Cross-border operations in France

21 May 2024
Antoine Rousseau & Maëliss Bourbon

The French legal framework for cross-border operations (mergers, spin-offs, partial contributions of assets, transformations) within the European Union has been greatly modified when France transposed the Directive (EU) 2019/2121 by the Ordinance n°2023-393 of May 24th, 2023 and the Decree n°2023-430 of June 2nd, 2023.

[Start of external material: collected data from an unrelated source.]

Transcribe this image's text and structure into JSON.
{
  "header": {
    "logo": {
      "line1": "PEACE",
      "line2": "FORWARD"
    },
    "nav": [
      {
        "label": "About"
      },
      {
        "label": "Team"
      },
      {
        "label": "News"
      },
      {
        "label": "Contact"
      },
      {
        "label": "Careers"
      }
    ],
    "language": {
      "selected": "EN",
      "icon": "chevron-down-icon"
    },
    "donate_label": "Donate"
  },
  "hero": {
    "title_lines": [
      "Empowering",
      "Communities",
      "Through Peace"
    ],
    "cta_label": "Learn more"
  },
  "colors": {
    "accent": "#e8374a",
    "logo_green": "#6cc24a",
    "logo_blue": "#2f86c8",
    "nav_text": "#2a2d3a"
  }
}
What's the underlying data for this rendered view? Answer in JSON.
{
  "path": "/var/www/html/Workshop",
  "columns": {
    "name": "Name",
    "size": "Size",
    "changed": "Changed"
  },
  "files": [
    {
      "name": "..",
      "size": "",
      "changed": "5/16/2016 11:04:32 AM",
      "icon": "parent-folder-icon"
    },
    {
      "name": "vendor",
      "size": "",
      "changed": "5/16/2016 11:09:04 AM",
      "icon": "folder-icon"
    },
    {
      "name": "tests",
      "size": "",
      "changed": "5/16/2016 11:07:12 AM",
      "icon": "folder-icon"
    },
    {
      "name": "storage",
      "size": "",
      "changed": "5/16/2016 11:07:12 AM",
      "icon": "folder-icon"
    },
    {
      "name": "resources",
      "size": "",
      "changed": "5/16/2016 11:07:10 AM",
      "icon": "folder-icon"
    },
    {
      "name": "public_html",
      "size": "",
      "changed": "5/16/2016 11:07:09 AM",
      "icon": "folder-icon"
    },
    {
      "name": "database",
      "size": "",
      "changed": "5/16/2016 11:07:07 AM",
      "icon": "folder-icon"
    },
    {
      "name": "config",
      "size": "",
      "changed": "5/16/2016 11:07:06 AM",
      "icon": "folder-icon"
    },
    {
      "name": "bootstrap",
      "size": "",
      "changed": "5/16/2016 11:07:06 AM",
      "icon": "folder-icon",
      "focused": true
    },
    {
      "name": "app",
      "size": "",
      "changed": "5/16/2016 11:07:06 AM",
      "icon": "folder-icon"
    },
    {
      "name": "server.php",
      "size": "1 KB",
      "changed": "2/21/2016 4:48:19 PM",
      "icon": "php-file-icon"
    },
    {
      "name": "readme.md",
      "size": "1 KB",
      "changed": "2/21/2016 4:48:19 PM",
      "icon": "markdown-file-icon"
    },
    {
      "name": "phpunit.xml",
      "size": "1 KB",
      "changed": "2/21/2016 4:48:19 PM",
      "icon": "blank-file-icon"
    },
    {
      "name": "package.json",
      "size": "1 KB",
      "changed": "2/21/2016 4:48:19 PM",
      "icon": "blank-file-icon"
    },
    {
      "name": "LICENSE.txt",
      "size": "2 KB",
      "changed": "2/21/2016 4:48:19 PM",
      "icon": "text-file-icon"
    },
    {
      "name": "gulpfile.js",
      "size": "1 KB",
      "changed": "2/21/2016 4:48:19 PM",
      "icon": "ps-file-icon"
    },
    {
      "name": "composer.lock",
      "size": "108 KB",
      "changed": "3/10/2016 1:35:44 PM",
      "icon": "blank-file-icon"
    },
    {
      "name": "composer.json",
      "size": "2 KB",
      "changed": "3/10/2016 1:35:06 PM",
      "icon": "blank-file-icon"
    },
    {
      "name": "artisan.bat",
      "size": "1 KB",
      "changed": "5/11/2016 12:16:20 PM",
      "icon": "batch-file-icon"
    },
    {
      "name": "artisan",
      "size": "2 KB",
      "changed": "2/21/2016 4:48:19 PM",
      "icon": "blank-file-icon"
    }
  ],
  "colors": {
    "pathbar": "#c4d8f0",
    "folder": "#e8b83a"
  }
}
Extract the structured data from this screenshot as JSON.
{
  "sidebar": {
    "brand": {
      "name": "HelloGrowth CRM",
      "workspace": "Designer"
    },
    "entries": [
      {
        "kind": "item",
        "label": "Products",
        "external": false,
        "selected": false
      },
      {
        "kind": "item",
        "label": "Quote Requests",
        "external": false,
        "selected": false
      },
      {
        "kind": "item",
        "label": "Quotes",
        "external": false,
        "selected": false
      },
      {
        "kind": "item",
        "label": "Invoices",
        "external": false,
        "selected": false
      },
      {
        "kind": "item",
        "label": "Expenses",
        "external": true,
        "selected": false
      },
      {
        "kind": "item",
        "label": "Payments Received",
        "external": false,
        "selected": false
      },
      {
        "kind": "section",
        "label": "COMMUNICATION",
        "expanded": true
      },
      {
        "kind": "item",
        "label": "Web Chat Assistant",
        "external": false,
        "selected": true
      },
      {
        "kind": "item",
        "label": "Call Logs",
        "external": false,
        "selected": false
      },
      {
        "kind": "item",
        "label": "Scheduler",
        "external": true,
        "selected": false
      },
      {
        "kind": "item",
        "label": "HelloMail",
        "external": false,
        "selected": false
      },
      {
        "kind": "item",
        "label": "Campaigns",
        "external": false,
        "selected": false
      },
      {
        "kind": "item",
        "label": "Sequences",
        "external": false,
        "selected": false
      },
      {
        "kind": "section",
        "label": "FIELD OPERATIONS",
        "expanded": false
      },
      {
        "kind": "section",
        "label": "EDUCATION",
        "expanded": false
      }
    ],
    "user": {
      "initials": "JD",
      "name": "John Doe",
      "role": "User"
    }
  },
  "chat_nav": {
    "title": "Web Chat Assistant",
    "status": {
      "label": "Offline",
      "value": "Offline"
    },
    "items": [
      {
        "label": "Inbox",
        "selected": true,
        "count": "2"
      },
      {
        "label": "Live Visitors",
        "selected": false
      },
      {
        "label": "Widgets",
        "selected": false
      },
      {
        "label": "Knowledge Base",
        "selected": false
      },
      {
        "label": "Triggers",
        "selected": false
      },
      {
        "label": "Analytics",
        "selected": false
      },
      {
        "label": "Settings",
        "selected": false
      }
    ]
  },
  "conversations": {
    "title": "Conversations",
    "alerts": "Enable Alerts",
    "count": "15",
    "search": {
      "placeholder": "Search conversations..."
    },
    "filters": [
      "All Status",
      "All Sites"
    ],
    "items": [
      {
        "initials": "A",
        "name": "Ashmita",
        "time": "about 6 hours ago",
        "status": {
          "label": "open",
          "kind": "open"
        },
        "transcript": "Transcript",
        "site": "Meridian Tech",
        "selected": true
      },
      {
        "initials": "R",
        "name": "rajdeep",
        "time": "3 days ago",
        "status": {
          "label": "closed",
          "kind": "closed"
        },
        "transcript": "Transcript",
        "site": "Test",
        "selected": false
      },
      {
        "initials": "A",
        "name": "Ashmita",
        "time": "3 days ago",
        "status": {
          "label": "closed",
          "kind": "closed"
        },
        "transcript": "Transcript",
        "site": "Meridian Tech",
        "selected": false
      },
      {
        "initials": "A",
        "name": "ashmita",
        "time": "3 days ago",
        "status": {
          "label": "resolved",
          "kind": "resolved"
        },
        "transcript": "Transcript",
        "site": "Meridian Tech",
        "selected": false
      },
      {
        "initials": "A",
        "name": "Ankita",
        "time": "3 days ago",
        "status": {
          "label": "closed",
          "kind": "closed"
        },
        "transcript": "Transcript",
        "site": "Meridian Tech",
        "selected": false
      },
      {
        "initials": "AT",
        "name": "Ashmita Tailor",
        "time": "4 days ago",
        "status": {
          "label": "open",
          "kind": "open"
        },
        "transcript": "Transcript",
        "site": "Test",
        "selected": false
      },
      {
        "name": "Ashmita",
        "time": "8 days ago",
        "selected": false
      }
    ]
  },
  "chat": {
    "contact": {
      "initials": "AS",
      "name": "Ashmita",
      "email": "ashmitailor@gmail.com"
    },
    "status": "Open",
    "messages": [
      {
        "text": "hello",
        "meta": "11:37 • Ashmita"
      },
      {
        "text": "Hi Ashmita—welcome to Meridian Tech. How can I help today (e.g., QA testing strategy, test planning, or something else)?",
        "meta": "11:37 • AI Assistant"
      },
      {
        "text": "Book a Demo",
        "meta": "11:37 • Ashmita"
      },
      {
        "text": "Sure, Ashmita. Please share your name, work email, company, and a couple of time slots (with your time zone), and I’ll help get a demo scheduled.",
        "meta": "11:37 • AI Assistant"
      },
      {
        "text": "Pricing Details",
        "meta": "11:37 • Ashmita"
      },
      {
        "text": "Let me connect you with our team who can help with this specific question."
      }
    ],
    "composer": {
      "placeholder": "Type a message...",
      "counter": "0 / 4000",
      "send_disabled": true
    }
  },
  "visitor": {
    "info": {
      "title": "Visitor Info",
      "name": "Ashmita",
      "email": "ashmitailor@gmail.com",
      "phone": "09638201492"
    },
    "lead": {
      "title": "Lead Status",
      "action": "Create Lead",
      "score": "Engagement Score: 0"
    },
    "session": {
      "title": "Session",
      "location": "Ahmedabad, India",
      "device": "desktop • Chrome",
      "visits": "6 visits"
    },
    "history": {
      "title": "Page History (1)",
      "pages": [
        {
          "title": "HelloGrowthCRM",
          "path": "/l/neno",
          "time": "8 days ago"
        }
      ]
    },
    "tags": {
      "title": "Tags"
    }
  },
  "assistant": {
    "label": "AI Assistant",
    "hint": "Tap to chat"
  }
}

The purpose of the Directive (EU) 2019/2121 was mainly to (i) harmonize the laws within the European Union on cross-border mergers while introducing three other cross-border operations (spin-offs, partial contributions of assets, and transformation) and to (ii) strengthen the protection of shareholders, creditors, and employees. The Law n° 2024-364 dated April 22nd, 2024, while ratifying the Ordinance n°2023-393, has introduced some adjustments which impact, at local level, the qualification and timetable of the cross-border operations. The three main adjustments are the following :

In a cross-border merger, the shareholders, creditors and employees (directly or through their representatives) may submit observations on the contemplated operation. The notice sent to them, which is mandatory, will be filed before the clerk (greffier) of the registered office of the French company. The shareholders, creditors and employees may submit their observations at the latest five business days before the shareholder’s meeting approving the operation or, in the event of a simplified cross-border merger where the approval of the sole shareholder is not required, before the completion of the operation. We may question the impact of this notice to protect the shareholders, creditors and employees, since the French regulation doesn’t impose to take into consideration the latter’s’ observations,

The protection of creditors of companies participating in a spin-off or in a partial contribution of assets has increased since a joint and several liability (solidarité) between the participating companies has been reinstated. However, the companies, at their sole discretion, may now expressly decide to limit the beneficiary’s liability to the amount of transferred liabilities, valued on the effective date of the operation. Considering the purpose of Directive (EU) 2019/2121 to strengthen the protection of creditors, this adjustment is questionable, and

The definition of cross-border partial contribution of assets, in Article L. 236-48 of the French Commercial Code, has been amended and now insists on the fact that it’s an operation resulting in a French company contributing to or benefiting from a contribution of a portion of both the contributor’s assets and liabilities. However, in the event only assets are contributed (and no liability) and therefore the operation cannot be automatically considered as a cross-border partial contribution of assets, the parties, at their sole discretion, will decide if the operation falls under either the cross-border spin-off regime or the local regime of partial contribution of assets.